Неслышно ступая по ромбам плит, Францишек Дмоховский приблизился к молящимся. Станислав Август Понятовский с опухшими и покрасневшими веками сидел в своем кресле и беззвучно шевелил губами, повторяя слова за певцами. В закрытом гробу лежал его брат Михаил, примас Речи Посполитой.
Дмоховский дождался окончания службы и, когда король со свитой покинул храм, двинулся к выходу.
– Ксенже! – окликнули его. – Рад видеть вас в добром здравии.

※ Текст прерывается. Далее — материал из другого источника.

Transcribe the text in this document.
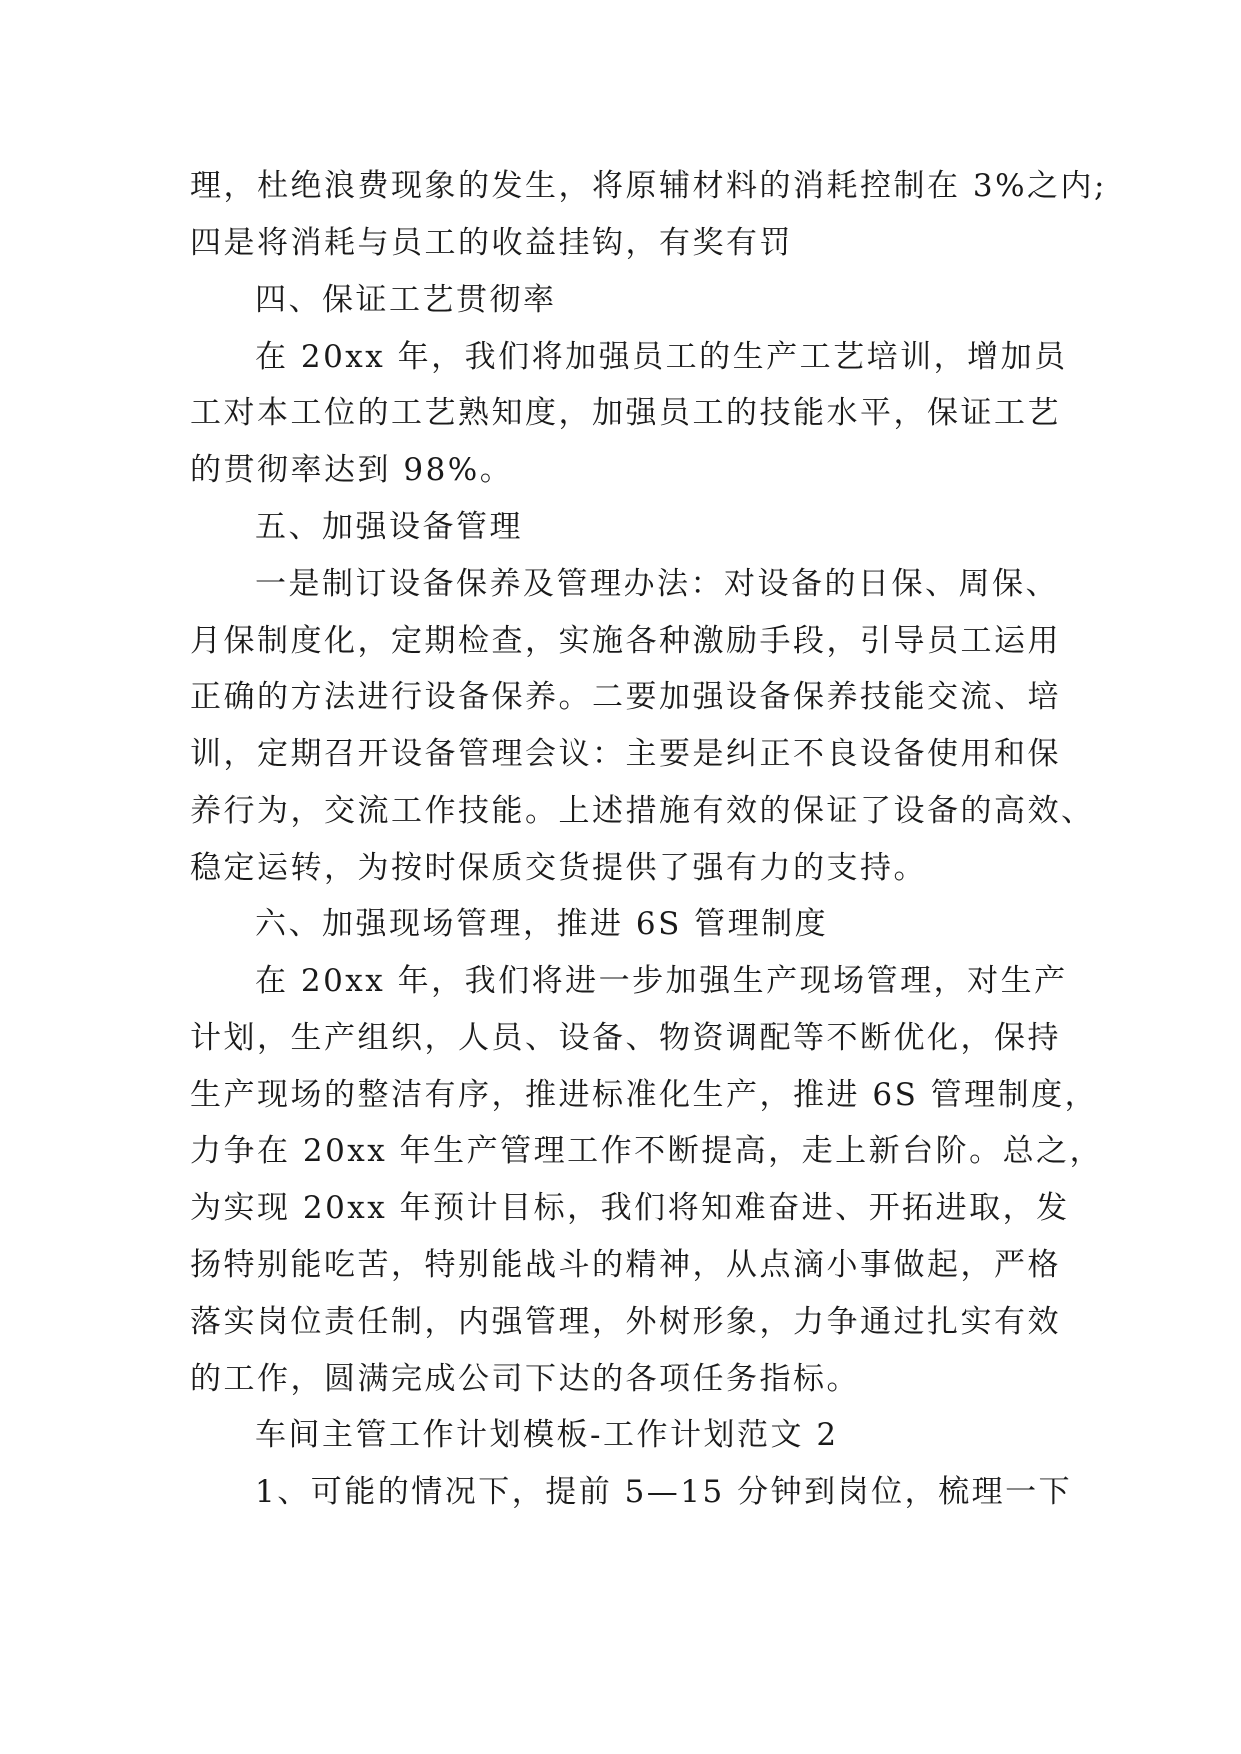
理，杜绝浪费现象的发生，将原辅材料的消耗控制在 3%之内;

四是将消耗与员工的收益挂钩，有奖有罚

四、保证工艺贯彻率

在 20xx 年，我们将加强员工的生产工艺培训，增加员

工对本工位的工艺熟知度，加强员工的技能水平，保证工艺

的贯彻率达到 98%。

五、加强设备管理

一是制订设备保养及管理办法：对设备的日保、周保、

月保制度化，定期检查，实施各种激励手段，引导员工运用

正确的方法进行设备保养。二要加强设备保养技能交流、培

训，定期召开设备管理会议：主要是纠正不良设备使用和保

养行为，交流工作技能。上述措施有效的保证了设备的高效、

稳定运转，为按时保质交货提供了强有力的支持。

六、加强现场管理，推进 6S 管理制度

在 20xx 年，我们将进一步加强生产现场管理，对生产

计划，生产组织，人员、设备、物资调配等不断优化，保持

生产现场的整洁有序，推进标准化生产，推进 6S 管理制度，

力争在 20xx 年生产管理工作不断提高，走上新台阶。总之，

为实现 20xx 年预计目标，我们将知难奋进、开拓进取，发

扬特别能吃苦，特别能战斗的精神，从点滴小事做起，严格

落实岗位责任制，内强管理，外树形象，力争通过扎实有效

的工作，圆满完成公司下达的各项任务指标。

车间主管工作计划模板-工作计划范文 2

1、可能的情况下，提前 5—15 分钟到岗位，梳理一下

Это был горный инженер Ипполит Ковнацкий, последние четыре года служивший Михаилу Понятовскому и живший при его дворе. Они встречались раньше на литературных вечерах (инженер вместе со всеми рукоплескал переводчику «Илиады» и автору «Искусства поэзии»), но почти не разговаривали и были практически незнакомы, поэтому Дмоховский был удивлен тем, что Ковнацкий заговорил с ним, а также этим обращением – ксендзом он быть перестал, когда его избрали депутатом Наивысшей народной рады, поручив надзор над всеми школами и типографиями. Ему захотелось поскорее отделаться от неожиданного собеседника: скорее всего, за первыми, ничего не значащими словами последует какая-нибудь просьба – так бывает всегда, когда его узнают малознакомые люди. Однако Ковнацкому, похоже, просто захотелось поговорить – тяжело жить, когда тебя некому выслушать.